One common argument in favor of ECS is the RAM allocation and the improvements on cache-miss-rates - and therefore performance - for both data and instructions, as a component-based grouping of data and system-based processing of the components allows for more efficient access to consecutive data.
Example: x Entities with components A through Z
Why is an ECS design like
A[x]; B[x]; ... Z[x]; considered more efficient than
(AB..Z)[x]; ..?
In the first case you could cache a single component per read for (potentially) multiple entities at once. But depending on your system you need multiple reads from different locations on the RAM. The second case could (potentially) cache a single object per read (more likely a single object with multiple consecutive reads). And although RAM is designed for random access, different sources claim consecutive access is still a lot faster.
I do get the fact a system doesn't need all the data of a single object. Which, as I see it, is the strongest argument on this level. This article from Intel's developer zone includes an illustration of the problem with fragmented RAM on a class-based view of the system. If you change the view from a class-based to a per-byte view, ECS would have the same problem. The components a systems requires to operate are stored in seperate arrays so the system regularly needs to access non-consecutive memory. Which is the flaw of an OOP based memory design that is pointed out in the article, as the prefetching needs to learn what to load next?
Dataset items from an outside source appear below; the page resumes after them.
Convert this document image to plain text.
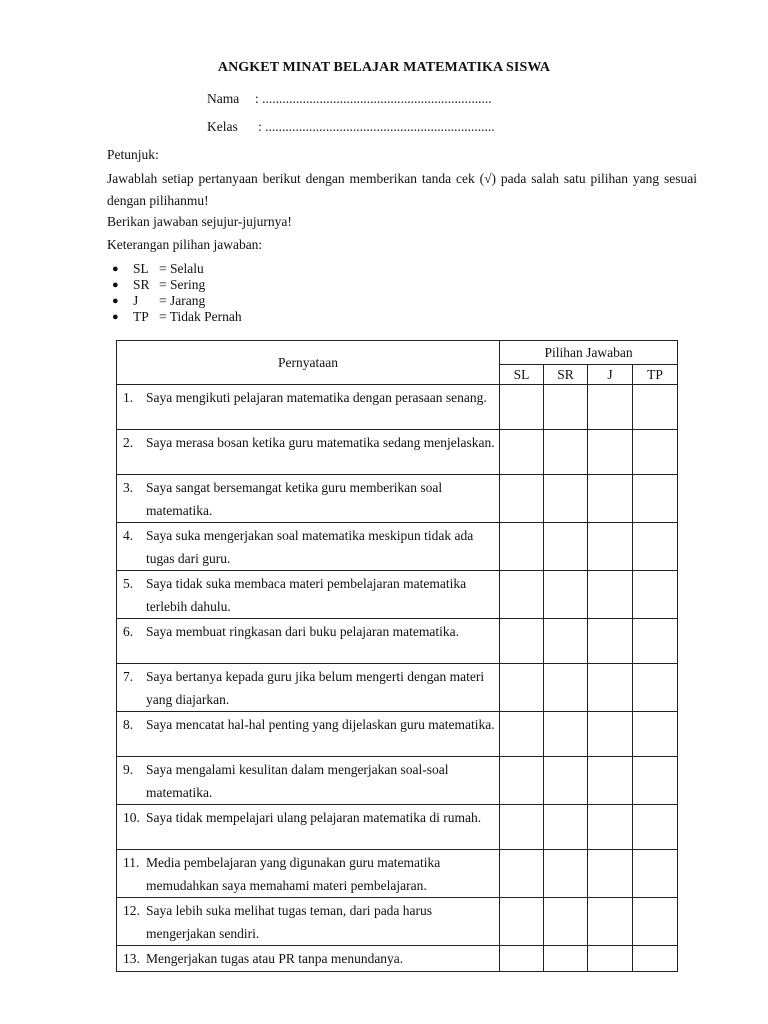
ANGKET MINAT BELAJAR MATEMATIKA SISWA
Nama : ....................................................................
Kelas : ....................................................................
Petunjuk:
Jawablah setiap pertanyaan berikut dengan memberikan tanda cek (√) pada salah satu pilihan yang sesuai dengan pilihanmu!
Berikan jawaban sejujur-jujurnya!
Keterangan pilihan jawaban:
●	SL = Selalu
●	SR = Sering
●	J	= Jarang
●	TP = Tidak Pernah
Pernyataan	Pilihan Jawaban			
	SL	SR	J	TP

1. Saya mengikuti pelajaran matematika dengan perasaan senang.				

2. Saya merasa bosan ketika guru matematika sedang menjelaskan.				

3. Saya sangat bersemangat ketika guru memberikan soal matematika.				

4. Saya suka mengerjakan soal matematika meskipun tidak ada tugas dari guru.				

5. Saya tidak suka membaca materi pembelajaran matematika terlebih dahulu.				

6. Saya membuat ringkasan dari buku pelajaran matematika.				

7. Saya bertanya kepada guru jika belum mengerti dengan materi yang diajarkan.				

8. Saya mencatat hal-hal penting yang dijelaskan guru matematika.				

9. Saya mengalami kesulitan dalam mengerjakan soal-soal matematika.				

10. Saya tidak mempelajari ulang pelajaran matematika di rumah.				

11. Media pembelajaran yang digunakan guru matematika memudahkan saya memahami materi pembelajaran.				

12. Saya lebih suka melihat tugas teman, dari pada harus mengerjakan sendiri.				

13. Mengerjakan tugas atau PR tanpa menundanya.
Edit2: addressing the comment from Quentin
Again, I am not concerned on the functional design of how a system discovers all relevant entities, but on the "decision-making" process which objects are relevant.
Imagine you want to model two kinds of entities. Returning to the example from this Q&A the first kind of entity is the ball which just falls in the direction of the global gravity.
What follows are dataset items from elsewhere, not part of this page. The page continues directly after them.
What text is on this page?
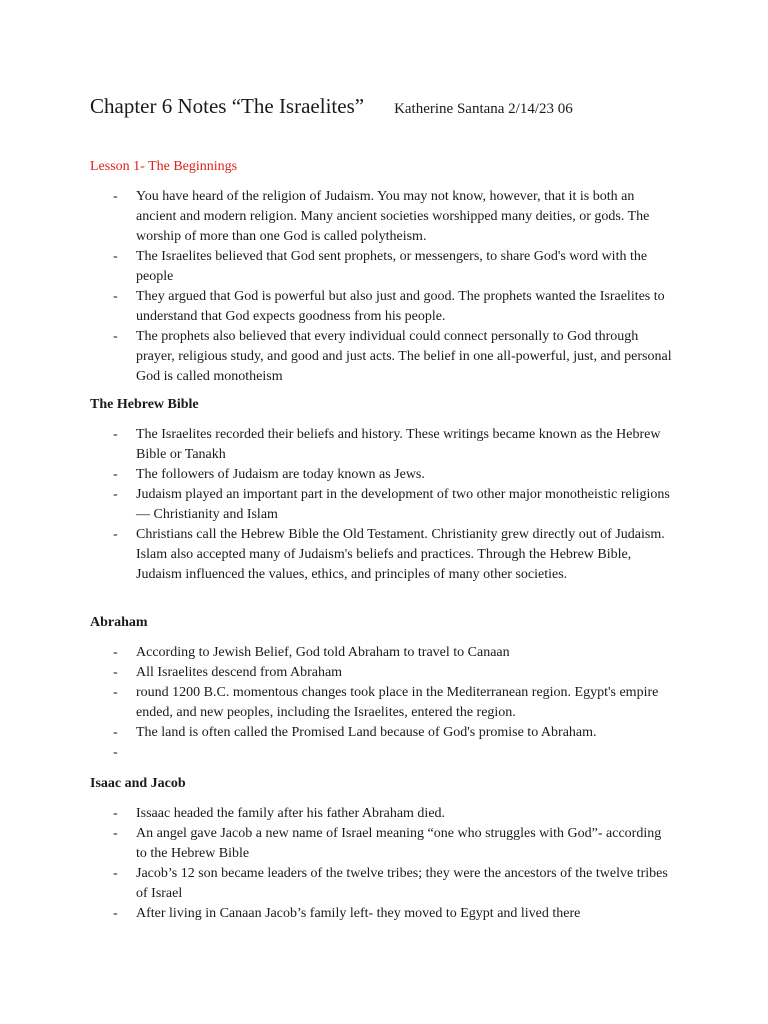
Chapter 6 Notes “The Israelites” Katherine Santana 2/14/23 06
Lesson 1- The Beginnings
- You have heard of the religion of Judaism. You may not know, however, that it is both an ancient and modern religion. Many ancient societies worshipped many deities, or gods. The worship of more than one God is called polytheism.
- The Israelites believed that God sent prophets, or messengers, to share God's word with the people
- They argued that God is powerful but also just and good. The prophets wanted the Israelites to understand that God expects goodness from his people.
- The prophets also believed that every individual could connect personally to God through prayer, religious study, and good and just acts. The belief in one all-powerful, just, and personal God is called monotheism
The Hebrew Bible
- The Israelites recorded their beliefs and history. These writings became known as the Hebrew Bible or Tanakh
- The followers of Judaism are today known as Jews.
- Judaism played an important part in the development of two other major monotheistic religions— Christianity and Islam
- Christians call the Hebrew Bible the Old Testament. Christianity grew directly out of Judaism. Islam also accepted many of Judaism's beliefs and practices. Through the Hebrew Bible, Judaism influenced the values, ethics, and principles of many other societies.
Abraham
- According to Jewish Belief, God told Abraham to travel to Canaan
- All Israelites descend from Abraham
- round 1200 B.C. momentous changes took place in the Mediterranean region. Egypt's empire ended, and new peoples, including the Israelites, entered the region.
- The land is often called the Promised Land because of God's promise to Abraham.
-
Isaac and Jacob
- Issaac headed the family after his father Abraham died.
- An angel gave Jacob a new name of Israel meaning “one who struggles with God”- according to the Hebrew Bible
- Jacob’s 12 son became leaders of the twelve tribes; they were the ancestors of the twelve tribes of Israel
- After living in Canaan Jacob’s family left- they moved to Egypt and lived there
spd += global.gravity * global.deltaTime; pos += spd * global.deltaTime; The second kind of entity shall be an alien ball, which is negatively affected by gravity.
spd += -global.gravity * global.deltaTime; pos += spd * global.deltaTime; Notice the - global.gravity this time. Disregarding how the example's system discovers all eligible objects, as long as the systems operates on all objects that feature a speed and a position component - that are eligible - , the questions boils down to what decides if an object is eligible?
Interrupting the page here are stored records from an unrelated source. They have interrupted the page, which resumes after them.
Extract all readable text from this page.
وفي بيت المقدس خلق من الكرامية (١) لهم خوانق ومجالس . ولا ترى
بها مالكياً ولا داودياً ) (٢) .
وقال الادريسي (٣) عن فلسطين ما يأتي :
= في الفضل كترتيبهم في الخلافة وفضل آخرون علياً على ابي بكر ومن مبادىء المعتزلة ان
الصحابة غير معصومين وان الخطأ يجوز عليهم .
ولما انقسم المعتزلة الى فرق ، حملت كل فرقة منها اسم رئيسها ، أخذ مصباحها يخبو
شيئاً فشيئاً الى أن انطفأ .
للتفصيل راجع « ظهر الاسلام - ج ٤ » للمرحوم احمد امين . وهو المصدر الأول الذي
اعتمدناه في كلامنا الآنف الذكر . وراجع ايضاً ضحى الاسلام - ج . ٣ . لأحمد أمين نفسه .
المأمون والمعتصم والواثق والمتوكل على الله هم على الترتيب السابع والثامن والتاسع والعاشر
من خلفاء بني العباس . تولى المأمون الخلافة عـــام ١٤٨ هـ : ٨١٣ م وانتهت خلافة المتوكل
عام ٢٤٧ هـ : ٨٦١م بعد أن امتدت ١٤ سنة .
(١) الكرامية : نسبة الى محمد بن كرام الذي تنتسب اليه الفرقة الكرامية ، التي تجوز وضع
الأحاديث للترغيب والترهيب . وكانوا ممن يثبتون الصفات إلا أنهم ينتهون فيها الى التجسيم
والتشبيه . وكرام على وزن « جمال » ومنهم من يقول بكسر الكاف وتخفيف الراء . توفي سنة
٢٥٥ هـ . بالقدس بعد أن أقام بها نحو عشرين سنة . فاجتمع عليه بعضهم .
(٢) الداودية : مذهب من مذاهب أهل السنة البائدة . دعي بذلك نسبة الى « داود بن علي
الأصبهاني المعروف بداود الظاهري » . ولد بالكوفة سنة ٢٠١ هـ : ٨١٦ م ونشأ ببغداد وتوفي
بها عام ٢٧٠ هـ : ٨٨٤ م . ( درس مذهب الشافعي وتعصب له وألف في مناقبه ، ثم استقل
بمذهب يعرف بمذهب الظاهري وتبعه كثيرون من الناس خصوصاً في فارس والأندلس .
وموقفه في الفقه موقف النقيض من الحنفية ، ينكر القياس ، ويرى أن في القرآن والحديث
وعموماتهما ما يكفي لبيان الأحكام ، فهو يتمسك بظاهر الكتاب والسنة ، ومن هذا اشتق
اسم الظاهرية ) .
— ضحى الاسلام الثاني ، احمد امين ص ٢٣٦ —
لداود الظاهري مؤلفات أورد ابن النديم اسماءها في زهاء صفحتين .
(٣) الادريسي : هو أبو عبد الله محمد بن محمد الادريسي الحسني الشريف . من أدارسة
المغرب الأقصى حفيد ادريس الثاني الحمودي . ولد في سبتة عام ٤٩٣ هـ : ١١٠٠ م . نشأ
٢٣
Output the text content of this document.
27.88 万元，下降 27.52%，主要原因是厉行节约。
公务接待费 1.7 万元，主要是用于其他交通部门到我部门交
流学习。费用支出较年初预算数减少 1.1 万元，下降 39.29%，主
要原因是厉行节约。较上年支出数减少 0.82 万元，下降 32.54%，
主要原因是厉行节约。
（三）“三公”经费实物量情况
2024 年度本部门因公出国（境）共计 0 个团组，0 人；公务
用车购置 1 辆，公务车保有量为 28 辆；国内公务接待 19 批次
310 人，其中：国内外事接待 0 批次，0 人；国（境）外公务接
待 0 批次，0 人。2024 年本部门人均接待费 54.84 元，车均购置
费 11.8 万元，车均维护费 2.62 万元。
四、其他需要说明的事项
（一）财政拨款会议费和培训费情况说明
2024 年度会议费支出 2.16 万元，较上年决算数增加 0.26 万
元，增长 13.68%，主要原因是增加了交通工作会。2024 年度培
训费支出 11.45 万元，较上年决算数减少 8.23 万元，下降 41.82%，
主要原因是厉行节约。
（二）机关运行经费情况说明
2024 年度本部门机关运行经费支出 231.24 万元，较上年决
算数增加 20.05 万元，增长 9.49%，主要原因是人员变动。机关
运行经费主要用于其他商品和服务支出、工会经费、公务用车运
As systems are not exclusive, i.e. a system that operates on components A and B, and a system that operate on components A, B and C both process the same object (if the object in question does contain all three components) how would you differentiate different between different behaviours without adding additional components to all entities?
If you were to add a gravity component to the alien ball entities to address the different gravity, the "Fall" system would still process the alien balls as they still have the speed and position components. An "AlienFall" system, which takes speed, position and gravity components would then only process the alien balls with the correct gravity and both systems would negate each other (in terms of the speed calculation) and the result would vary based on the order in which the systems are executed.
Unifying both systems by adding a gravity component to every entity would rather contradict the ECS efficiency paradigmas as you effectively add lots of data compared to the information it represents.